Bailram observa décemment quelques instants de silence avant de prendre :

— Pourquoi avoir inventé cette histoire d’Ombre ?

— L’Ombre… Tout le monde en parle depuis que les parias ont attaqué. C’est ce que j’ai entendu en épiant le village. J’ai lu la peur dans leurs yeux et j’ai décidé de retourner cette légende contre ces chiens !

— Tu connais l’Ombre devant ? intervint la garde du corps.

— Avant, corrigea le marchand. Avez-vous entendu parler de l’Ombre avant ?

— Non, jamais.

— Je vois.

Le silence s’installa à nouveau dans la grange, troublé par de petits rongeurs qui profitaient de l’absence des villageois pour dévorer les récoltes abandonnées.

— C'est tout ? demanda finalement Bailram.

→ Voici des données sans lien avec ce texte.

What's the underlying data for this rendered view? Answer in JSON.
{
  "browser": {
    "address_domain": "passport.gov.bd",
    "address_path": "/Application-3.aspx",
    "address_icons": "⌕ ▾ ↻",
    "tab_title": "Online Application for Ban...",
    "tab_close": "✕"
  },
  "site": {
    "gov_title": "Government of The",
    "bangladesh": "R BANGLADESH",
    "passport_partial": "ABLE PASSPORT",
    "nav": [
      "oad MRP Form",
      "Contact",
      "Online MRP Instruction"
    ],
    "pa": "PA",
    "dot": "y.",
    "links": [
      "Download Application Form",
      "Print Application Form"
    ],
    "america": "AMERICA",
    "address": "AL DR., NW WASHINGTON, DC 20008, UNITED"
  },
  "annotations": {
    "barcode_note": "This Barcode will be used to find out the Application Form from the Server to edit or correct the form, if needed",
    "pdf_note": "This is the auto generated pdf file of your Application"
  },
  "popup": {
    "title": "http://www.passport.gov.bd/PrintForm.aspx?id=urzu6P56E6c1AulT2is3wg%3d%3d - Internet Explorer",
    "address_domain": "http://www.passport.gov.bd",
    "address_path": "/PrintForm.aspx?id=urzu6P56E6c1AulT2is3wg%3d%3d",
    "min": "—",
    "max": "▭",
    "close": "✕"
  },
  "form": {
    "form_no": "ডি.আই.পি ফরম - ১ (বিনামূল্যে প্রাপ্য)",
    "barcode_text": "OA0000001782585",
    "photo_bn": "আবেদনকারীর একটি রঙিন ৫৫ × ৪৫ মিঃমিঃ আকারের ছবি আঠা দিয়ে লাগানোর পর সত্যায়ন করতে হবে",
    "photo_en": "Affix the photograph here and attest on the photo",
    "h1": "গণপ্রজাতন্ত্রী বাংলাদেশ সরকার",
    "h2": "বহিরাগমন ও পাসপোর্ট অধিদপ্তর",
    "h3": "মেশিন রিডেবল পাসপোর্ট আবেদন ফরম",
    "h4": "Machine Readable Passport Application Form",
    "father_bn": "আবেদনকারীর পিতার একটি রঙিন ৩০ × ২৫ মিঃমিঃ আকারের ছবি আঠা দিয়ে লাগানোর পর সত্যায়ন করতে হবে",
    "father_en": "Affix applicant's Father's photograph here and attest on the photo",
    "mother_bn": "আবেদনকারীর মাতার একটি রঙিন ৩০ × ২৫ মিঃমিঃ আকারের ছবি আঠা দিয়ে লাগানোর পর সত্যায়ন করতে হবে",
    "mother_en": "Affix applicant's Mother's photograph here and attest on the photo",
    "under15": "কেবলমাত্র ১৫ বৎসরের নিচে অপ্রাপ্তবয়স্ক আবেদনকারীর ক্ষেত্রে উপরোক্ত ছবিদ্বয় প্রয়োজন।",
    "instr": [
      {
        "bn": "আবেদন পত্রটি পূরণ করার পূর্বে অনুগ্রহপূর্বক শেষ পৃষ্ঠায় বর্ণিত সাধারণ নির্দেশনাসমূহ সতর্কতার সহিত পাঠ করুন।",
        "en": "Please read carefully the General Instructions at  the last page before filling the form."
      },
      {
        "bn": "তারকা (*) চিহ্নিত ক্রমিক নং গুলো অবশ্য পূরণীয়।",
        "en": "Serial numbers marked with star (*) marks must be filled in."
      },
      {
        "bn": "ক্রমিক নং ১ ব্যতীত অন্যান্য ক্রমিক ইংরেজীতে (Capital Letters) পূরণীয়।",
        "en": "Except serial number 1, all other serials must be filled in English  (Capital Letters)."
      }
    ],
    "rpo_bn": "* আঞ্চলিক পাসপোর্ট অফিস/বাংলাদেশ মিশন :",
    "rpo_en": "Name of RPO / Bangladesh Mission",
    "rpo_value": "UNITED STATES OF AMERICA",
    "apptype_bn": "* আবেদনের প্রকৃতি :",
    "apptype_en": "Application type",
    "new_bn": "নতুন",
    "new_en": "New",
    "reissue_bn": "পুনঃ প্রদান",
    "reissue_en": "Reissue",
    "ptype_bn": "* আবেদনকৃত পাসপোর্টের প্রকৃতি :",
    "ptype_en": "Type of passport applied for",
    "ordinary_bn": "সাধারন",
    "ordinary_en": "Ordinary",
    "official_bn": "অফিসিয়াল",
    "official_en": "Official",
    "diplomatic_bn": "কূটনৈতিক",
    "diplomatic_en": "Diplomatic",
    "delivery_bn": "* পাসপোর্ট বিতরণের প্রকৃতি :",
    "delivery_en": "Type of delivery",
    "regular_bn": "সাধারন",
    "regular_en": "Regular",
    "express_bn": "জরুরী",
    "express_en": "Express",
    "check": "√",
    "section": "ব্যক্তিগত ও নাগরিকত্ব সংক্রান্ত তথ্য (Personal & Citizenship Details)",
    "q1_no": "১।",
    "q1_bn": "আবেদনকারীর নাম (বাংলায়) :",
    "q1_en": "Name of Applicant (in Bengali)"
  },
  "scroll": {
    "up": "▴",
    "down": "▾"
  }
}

L'homme releva vers lui des yeux rougeoyants.

— Comment ça ?

— Vous n'avez rien d'autre à nous raconter ? Est-ce là toute votre histoire ?

— Je… Je ne comprends pas ?

Bailram se mordit la lèvre inférieure.

— Pardonnez-moi, votre récit m’a beaucoup ému.

— Vous allez m'aider ? demanda-t-il plein d'espoir.

— Bien sûr. Le marchand fit un signe de la tête à Nemu.

La jeune femme s'approcha et assena au prisonnier un puissant coup dans la nuque qui lui fit perdre connaissance. L'homme s’effondra sans bruit dans la paille.

— Pourquoi ça, pourquoi bla-bla ? Pourquoi pas juste le vendre comme d'habitude ?

— Une intuition qui me taraude, répondit évasivement le marchand en contemplant le vide.

Son instinct l’aurait-il trahi ? Impossible, il lui avait toujours été favorable jusqu'à présent. Cette fois-ci ne faisait pas exception, Bailram le savait au plus profond de lui-même. Il y avait forcément quelque chose sur cette petite île qui avait réveillé son intelligence intuitive. Il devait simplement se montrer patient et attentif.

— C'était une fausse piste, déclara-t-il soudain, il n'y a rien à tirer de celui-ci.

— On ne l’aide pas ?

Le marchand se retourna offusqué :

— Mais bien sûr que si je vais l'aider, je lui ai donné ma parole après tout. Nous le livrerons aux villageois et ils l'exécuteront. C'est un bien plus beau geste que de le laisser s'enfoncer dans sa tourmente. Il trouvera la paix, les villageois trouveront le coupable et nous aurons une rétribution. Tout le monde aura ce qu'il souhaite au final.

Le visage impassible, Nemu haussa les épaules et saisit l'homme inconscient.